Is bad news good news?
October saw most global financial assets rebound, following weak performance in the prior two months. The market responded positively to soft economic data such as downward revisions to global growth and weakening manufacturing PMIs, as a sign that tightening policies are effective and central banks could pause on hikes sooner. This led the market to speculate that central banks could begin to pause on rate hikes based on the softer tone from the European Central Bank (ECB) and Bank of Canada (BoC) raising rates by 50 basis points (bps) instead of the 75bps that was expected. Some signs of easing of inflation also supported this. However, there were other areas of strength in the economic data. The U.S labor market continued to show strength with non-farm payroll increasing by 263K in September, exceeding the five-year monthly average while retail sales consumption remained resilient.
The NEI perspective
Central Banks decelerating rate hikes, but may take longer to get to their peak as oversized rate hikes maybe coming to an end. Policy leaders may take a more cautious approach going forward as they analyze how higher rates are impacting different parts of the economy. A slower pace of tightening may result in a longer journey to peak rates.

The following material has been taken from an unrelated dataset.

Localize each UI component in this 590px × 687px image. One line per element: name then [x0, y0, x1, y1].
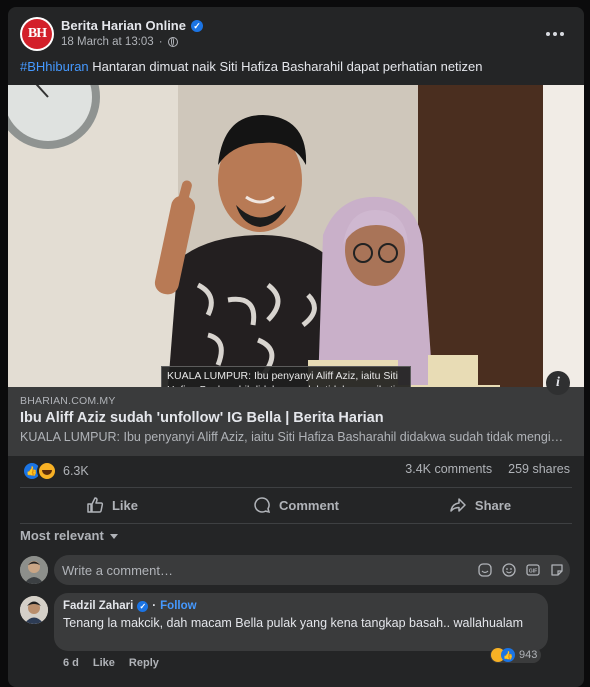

Economic growth weakens as monetary tightening takes effect based on the recent contraction in the Manufacturing PMI and weaker projections for GDP growth in the year ahead. On the other hand, it appears inflation may finally be moderating according to recent data on input prices, supply chains and food prices.
No patience for earning misses as well-known mega-cap companies like Alphabet, Amazon and Google see significant decline in share price following the release of their Q3 results. Overall, Q3 earnings were strong with 71% of companies beating estimates, however investors expect slower earnings growth in Q4. Most of the S&P earnings growth came from the energy sector and would have been negative if excluded.